Uma terceira voz, mais suave e hesitante, juntou-se ao debate. Era Lady Neria. Suas longas barbatanas iridescentes, que fluíam de sua cabeça e costas como um véu de seda, ondulavam suavemente enquanto ela falava.
— Lorde Theron tem razão em sua lógica — ela disse, a voz melodiosa. — Mas o General também levanta uma questão válida.
Então, a lady se levantou também de seu trono num movimento gracioso e fluido, a pose era nobre, mais que qualquer outro no recinto, e não apenas em um sentido aristocrático.
— Qual o preço desta aliança? O que estes forasteiros desejam em troca? — os olhos dela se voltaram, finalmente, para Magno e Hermes, como se fosse a primeira a notá-los — A lealdade comprada é uma moeda volátil, e em tempos de guerra, não podemos nos dar ao luxo de investir em incógnitas.
A pergunta pairou no ar, ecoando a desconfiança de toda a corte. O conselho estava claramente dividido. A força da tradição e do orgulho de Kymos de um lado, a lógica pragmática de Theron do outro, e a cautela de Neria no centro. Hermes viu o peso da decisão recair sobre Tritão, que parecia desconfortável em sua armadura real, um guerreiro forçado a se tornar um político.
O silêncio era uma pressão, uma demanda por uma resposta que pudesse acalmar os medos de um reino em guerra.

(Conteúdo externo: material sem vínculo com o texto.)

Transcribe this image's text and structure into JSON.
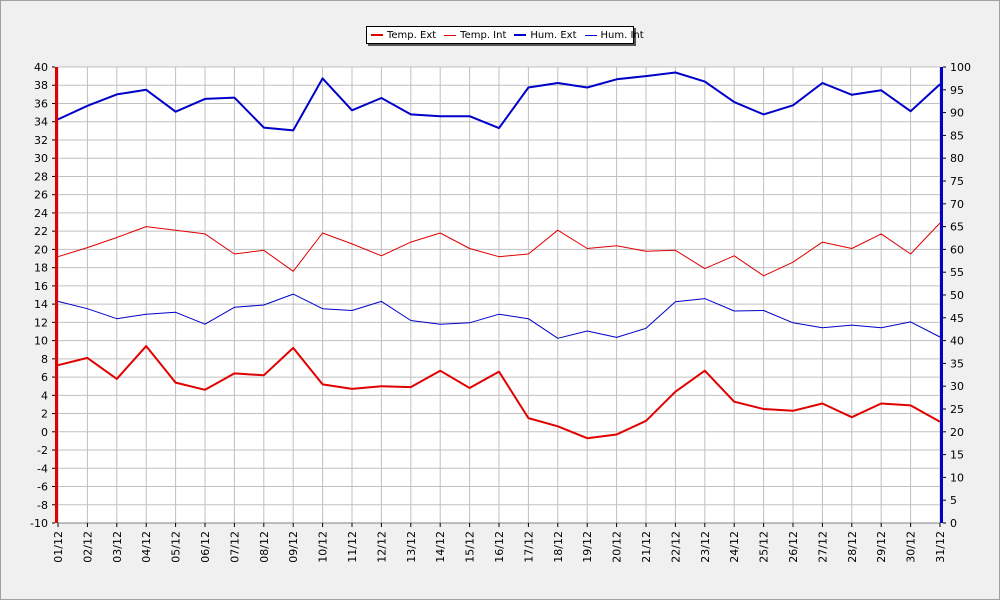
{
  "chart_data": {
    "type": "line",
    "categories": [
      "01/12",
      "02/12",
      "03/12",
      "04/12",
      "05/12",
      "06/12",
      "07/12",
      "08/12",
      "09/12",
      "10/12",
      "11/12",
      "12/12",
      "13/12",
      "14/12",
      "15/12",
      "16/12",
      "17/12",
      "18/12",
      "19/12",
      "20/12",
      "21/12",
      "22/12",
      "23/12",
      "24/12",
      "25/12",
      "26/12",
      "27/12",
      "28/12",
      "29/12",
      "30/12",
      "31/12"
    ],
    "y_left": {
      "min": -10,
      "max": 40,
      "step": 2
    },
    "y_right": {
      "min": 0,
      "max": 100,
      "step": 5
    },
    "grid": true,
    "legend_position": "top",
    "series": [
      {
        "name": "Temp. Ext",
        "axis": "left",
        "color": "#e00000",
        "width": 2,
        "values": [
          7.3,
          8.1,
          5.8,
          9.4,
          5.4,
          4.6,
          6.4,
          6.2,
          9.2,
          5.2,
          4.7,
          5.0,
          4.9,
          6.7,
          4.8,
          6.6,
          1.5,
          0.6,
          -0.7,
          -0.3,
          1.2,
          4.4,
          6.7,
          3.3,
          2.5,
          2.3,
          3.1,
          1.6,
          3.1,
          2.9,
          1.1
        ]
      },
      {
        "name": "Temp. Int",
        "axis": "left",
        "color": "#e00000",
        "width": 1,
        "values": [
          19.2,
          20.2,
          21.3,
          22.5,
          22.1,
          21.7,
          19.5,
          19.9,
          17.6,
          21.8,
          20.6,
          19.3,
          20.8,
          21.8,
          20.1,
          19.2,
          19.5,
          22.1,
          20.1,
          20.4,
          19.8,
          19.9,
          17.9,
          19.3,
          17.1,
          18.6,
          20.8,
          20.1,
          21.7,
          19.5,
          22.9
        ]
      },
      {
        "name": "Hum. Ext",
        "axis": "right",
        "color": "#0000c8",
        "width": 2,
        "values": [
          88.5,
          91.5,
          94,
          95,
          90.2,
          93,
          93.3,
          86.7,
          86.1,
          97.5,
          90.5,
          93.2,
          89.6,
          89.2,
          89.2,
          86.6,
          95.5,
          96.5,
          95.5,
          97.3,
          98,
          98.8,
          96.8,
          92.3,
          89.6,
          91.6,
          96.5,
          93.9,
          94.9,
          90.3,
          96.2
        ]
      },
      {
        "name": "Hum. Int",
        "axis": "right",
        "color": "#0000c8",
        "width": 1,
        "values": [
          48.6,
          47,
          44.8,
          45.8,
          46.2,
          43.6,
          47.3,
          47.8,
          50.2,
          47,
          46.6,
          48.6,
          44.4,
          43.6,
          43.9,
          45.8,
          44.8,
          40.5,
          42.1,
          40.7,
          42.7,
          48.5,
          49.2,
          46.5,
          46.6,
          43.9,
          42.8,
          43.4,
          42.8,
          44.1,
          40.8
        ]
      }
    ]
  }
}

Limpando a garganta, Hermes estava prestes a falar, quando uma voz grave rompeu o silêncio do salão como uma onda de arrebentação.
— É esta a sua ideia, Príncipe? — Ele rosnou, o corpo maciço inclinado para a frente sobre a mesa de osso, a cabeça de tubarão-martelo virada na direção de Tritão. — Eles não oferecem nada além de silêncio às nossas dúvidas, e o senhor nos pede para lhes aceitar prontamente? Poseidon jamais permitiria tal fraqueza!
A acusação de fraqueza e a menção a seu pai fizeram Tritão enrijecer. A couraça de Poseidon em seu peito pareceu pesar uma tonelada. Ele abriu a boca para responder, a fúria de um guerreiro insultado começando a queimar em seus olhos, mas foi novamente a voz suave de Lorde Theron que se interpôs.
— General, a prudência de nosso príncipe não é indecisão — disse Theron, com uma calma que desarmava a agressão de Kymos. Ele se levantou, a postura elegante, a pele azulada brilhando sob a luz dos cristais. — Ele nos trouxe os forasteiros para deliberação, não para impor sua vontade. Isso não é fraqueza, é a força de um líder que respeita seu conselho.
Kymos bufou, mas se recostou em seu trono, momentaneamente apaziguado pela lógica lisonjeira.
Tritão olhou de um nobre para o outro, o cansaço visível em seu rosto. Ele não era seu pai. Não era um tirano nascido para governar com punho de ferro. Era um filho tentando honrar um legado em meio a uma tempestade.
Com um gesto lento e pesado, ele fez algo que chocou o conselho. Ele retirou a coroa de coral claro de sua cabeça e a depositou sobre a mesa de osso. O som suave do coral tocando a superfície polida foi a única coisa ouvida no salão subitamente silencioso.